Thursday, August 30, 2007

Money In Reptiles

MY WIFE, ANITA, AND I incorporated to expand upon my love of reptiles and amphibians--together known as "herpetological creatures," or "herps"--and her love of photography. The website started as her way of posting photos of herps on the web, but is now an online store, carrying an assortment of items, including greeting cards, gifts, jewelry, books, and bumper stickers, but not live animals. The business has grown significantly since 2004, but it started as a hobby.

As a conservationist and a wildlife rehabilitator, I have a permit to care for unwanted herps before they are adopted, treated by a veterinarian, or donated to a zoo. When Anita and I married, I promised to limit the turtles in the house at any given time to a 15-foot habitat. Then, on our honeymoon in France, Anita found a piece of turtle jewelry in a store window. It was our first taste of the herp knickknack market.

Anita would often accompany me on trips to conservation conferences and met people who shared my affinity for herps. We became known as the "turtle couple" among friends. Admirers would ask us where we got a herp trinket or a piece of jewelry and then ask if we could get something for them too. Just as cat and dog lovers like cat and dog collectibles, we realized there was a market of herp lovers.

Eventually we were able to establish a network of herp enthusiasts by word of mouth. At gift shows and flea markets, we asked vendors for specific items and then bought the product outright. Since we could find no vendor who specializes in herp items, we developed contacts all over the world, including Australia, Peru, and Thailand. At least 10% of our products, such as the cards and prints, are created by Anita.
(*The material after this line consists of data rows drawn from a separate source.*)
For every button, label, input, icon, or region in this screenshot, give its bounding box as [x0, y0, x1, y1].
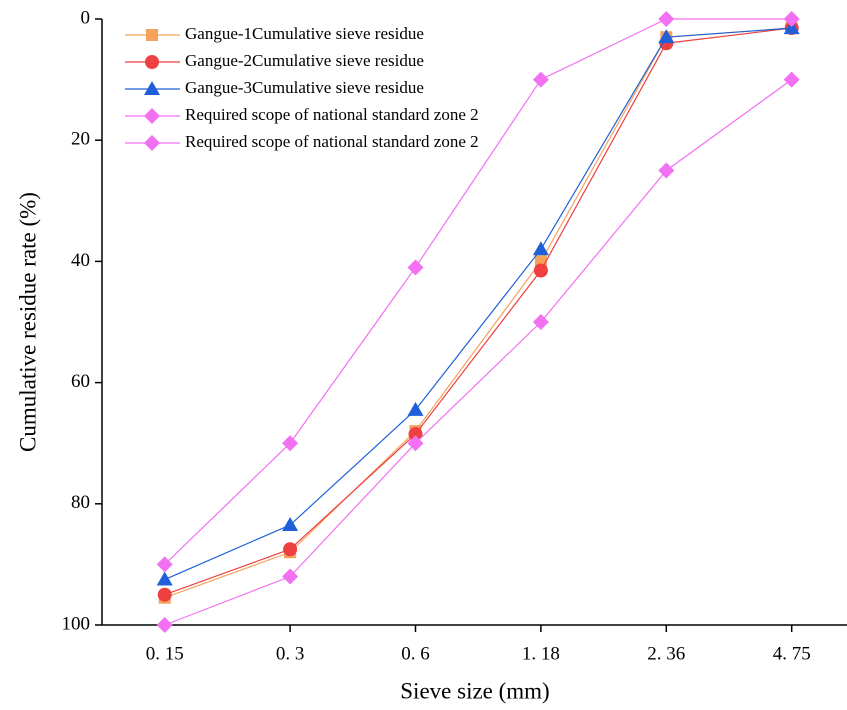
- legend-label: Gangue-2Cumulative sieve residue: [185, 51, 424, 70]
- legend-label: Gangue-3Cumulative sieve residue: [185, 78, 424, 97]
- x-tick-label: 0. 6: [401, 643, 430, 664]
- marker: [156, 617, 173, 633]
- marker: [658, 11, 675, 27]
- y-tick-label: 60: [71, 371, 90, 392]
- marker: [157, 587, 172, 602]
- marker: [783, 11, 800, 27]
- series-line: [164, 18, 792, 565]
- marker: [532, 314, 549, 330]
- x-tick-label: 0. 15: [146, 643, 184, 664]
- series-line: [164, 27, 792, 581]
- legend-marker: [145, 55, 159, 69]
- y-tick-label: 40: [71, 250, 90, 271]
- x-tick-label: 0. 3: [276, 643, 305, 664]
- legend-marker: [146, 29, 158, 41]
- x-tick-label: 1. 18: [522, 643, 560, 664]
- x-tick-label: 4. 75: [773, 643, 811, 664]
- series-line: [164, 27, 792, 596]
- legend-label: Required scope of national standard zone…: [185, 105, 479, 124]
- legend-label: Required scope of national standard zone…: [185, 132, 479, 151]
- legend-label: Gangue-1Cumulative sieve residue: [185, 24, 424, 43]
- marker: [658, 29, 675, 44]
- marker: [407, 259, 424, 276]
- legend-marker: [144, 81, 160, 95]
- marker: [783, 71, 800, 88]
- marker: [658, 162, 675, 179]
- marker: [156, 556, 173, 573]
- y-tick-label: 0: [81, 7, 91, 28]
- marker: [533, 263, 548, 278]
- marker: [282, 517, 299, 532]
- x-tick-label: 2. 36: [647, 643, 685, 664]
- y-tick-label: 20: [71, 129, 90, 150]
- y-tick-label: 100: [62, 613, 91, 634]
- series-line: [164, 79, 793, 626]
- marker: [408, 427, 423, 442]
- marker: [532, 71, 549, 88]
- y-axis-label: Cumulative residue rate (%): [15, 192, 40, 452]
- y-tick-label: 80: [71, 492, 90, 513]
- marker: [282, 568, 299, 585]
- marker: [407, 401, 424, 416]
- legend-marker: [144, 108, 160, 124]
- marker: [282, 435, 299, 452]
- marker: [407, 435, 424, 452]
- marker: [532, 241, 549, 256]
- marker: [156, 571, 173, 586]
- marker: [283, 542, 298, 557]
- marker: [783, 20, 800, 35]
- legend-marker: [144, 135, 160, 151]
- x-axis-label: Sieve size (mm): [400, 678, 549, 703]
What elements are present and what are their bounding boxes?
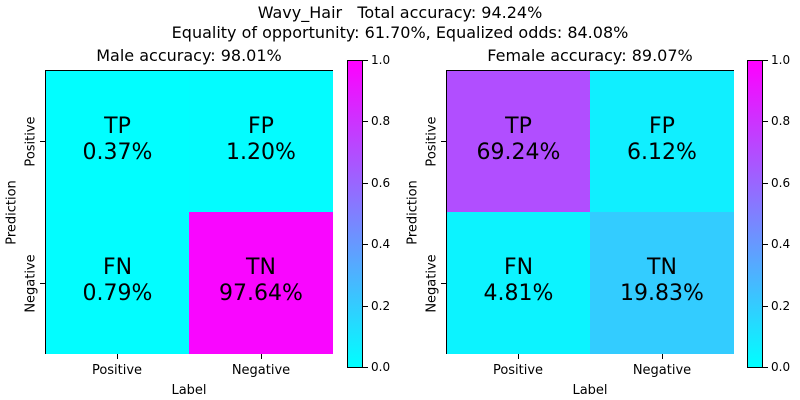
panel-1-colorbar-tick-label: 0.4 <box>371 237 391 252</box>
panel-2-cell-fn: FN 4.81% <box>447 212 590 354</box>
panel-2-title: Female accuracy: 89.07% <box>487 46 693 65</box>
panel-1-colorbar-tick <box>363 183 368 184</box>
panel-2-colorbar-tick <box>763 367 768 368</box>
panel-2-colorbar-tick <box>763 60 768 61</box>
panel-2-cell-fn-value: 4.81% <box>483 281 554 306</box>
panel-1-colorbar-tick <box>363 244 368 245</box>
panel-1-colorbar-tick <box>363 306 368 307</box>
panel-1-cell-fn-value: 0.79% <box>82 281 153 306</box>
panel-1-colorbar-tick-label: 1.0 <box>371 53 391 67</box>
panel-2-colorbar-tick-label: 0.0 <box>771 360 791 374</box>
figure-subtitle: Equality of opportunity: 61.70%, Equaliz… <box>171 23 629 42</box>
panel-2-xtick-mark <box>662 354 663 359</box>
panel-1-colorbar-tick <box>363 367 368 368</box>
panel-1-cell-tn: TN 97.64% <box>189 212 333 354</box>
panel-2-xtick-mark <box>518 354 519 359</box>
panel-2-xtick-label: Negative <box>632 363 692 378</box>
panel-1-colorbar <box>347 60 363 368</box>
panel-2-cell-tn: TN 19.83% <box>590 212 734 354</box>
panel-2-cell-fn-name: FN <box>503 255 534 280</box>
panel-1-xtick-mark <box>261 354 262 359</box>
panel-1-colorbar-tick-label: 0.8 <box>371 114 391 129</box>
panel-2-colorbar <box>747 60 763 368</box>
panel-2-colorbar-tick <box>763 121 768 122</box>
panel-1-colorbar-tick-label: 0.2 <box>371 298 391 313</box>
panel-2-colorbar-tick <box>763 306 768 307</box>
panel-1-cell-tp-name: TP <box>104 114 131 139</box>
panel-1-ytick-label: Positive <box>23 115 39 167</box>
panel-2-cell-fp-value: 6.12% <box>627 140 697 165</box>
panel-2-xtick-label: Positive <box>492 363 544 378</box>
panel-1-colorbar-tick <box>363 121 368 122</box>
panel-1-ytick-mark <box>40 283 45 284</box>
panel-1-xtick-mark <box>117 354 118 359</box>
panel-2-colorbar-tick-label: 0.2 <box>771 298 791 313</box>
panel-1-ylabel: Prediction <box>4 179 20 245</box>
panel-2-ylabel: Prediction <box>405 179 421 245</box>
panel-1-colorbar-tick-label: 0.0 <box>371 360 391 374</box>
panel-1-cell-tp: TP 0.37% <box>46 71 189 212</box>
panel-2-cell-tn-value: 19.83% <box>620 281 704 306</box>
panel-1-cell-fp-name: FP <box>248 114 274 139</box>
panel-2-cell-tn-name: TN <box>647 255 677 280</box>
panel-2-colorbar-tick-label: 0.8 <box>771 114 791 129</box>
panel-1-matrix: TP 0.37% FP 1.20% FN 0.79% TN 97.64% <box>45 70 333 354</box>
panel-1-xtick-label: Negative <box>231 363 291 378</box>
panel-2-cell-tp-value: 69.24% <box>476 140 561 165</box>
panel-1-cell-tp-value: 0.37% <box>82 140 153 165</box>
panel-1-title: Male accuracy: 98.01% <box>96 46 282 65</box>
panel-1-ytick-mark <box>40 141 45 142</box>
panel-2-ytick-label: Negative <box>424 253 440 313</box>
panel-2-cell-fp-name: FP <box>649 114 675 139</box>
panel-1-colorbar-tick <box>363 60 368 61</box>
panel-1-cell-fp-value: 1.20% <box>226 140 296 165</box>
panel-1-cell-fn-name: FN <box>102 255 133 280</box>
panel-2-colorbar-tick <box>763 183 768 184</box>
panel-1-cell-tn-value: 97.64% <box>219 281 303 306</box>
panel-2-ytick-mark <box>441 141 446 142</box>
panel-1-xlabel: Label <box>171 383 207 398</box>
panel-1-xtick-label: Positive <box>91 363 143 378</box>
panel-2-cell-fp: FP 6.12% <box>590 71 734 212</box>
panel-2-ytick-mark <box>441 283 446 284</box>
panel-1-colorbar-tick-label: 0.6 <box>371 175 391 190</box>
panel-2-colorbar-tick-label: 1.0 <box>771 53 791 67</box>
panel-2-colorbar-tick-label: 0.6 <box>771 175 791 190</box>
panel-2-colorbar-tick-label: 0.4 <box>771 237 791 252</box>
panel-1-cell-tn-name: TN <box>246 255 276 280</box>
panel-1-cell-fn: FN 0.79% <box>46 212 189 354</box>
panel-1-cell-fp: FP 1.20% <box>189 71 333 212</box>
panel-2-xlabel: Label <box>572 383 608 398</box>
panel-2-cell-tp: TP 69.24% <box>447 71 590 212</box>
panel-2-matrix: TP 69.24% FP 6.12% FN 4.81% TN 19.83% <box>446 70 734 354</box>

Our sales have doubled every year, to about $60,000 this year, and it has been difficult for us to stay ahead of the growth--more and more of our time is consumed by packaging orders and maintaining our website. In a few months we will reevaluate the company and decide if we want to let it grow or to keep it small. But for the time being, we will continue to search for unique items in anticipation of the Christmas season, while keeping our conservation efforts a top priority.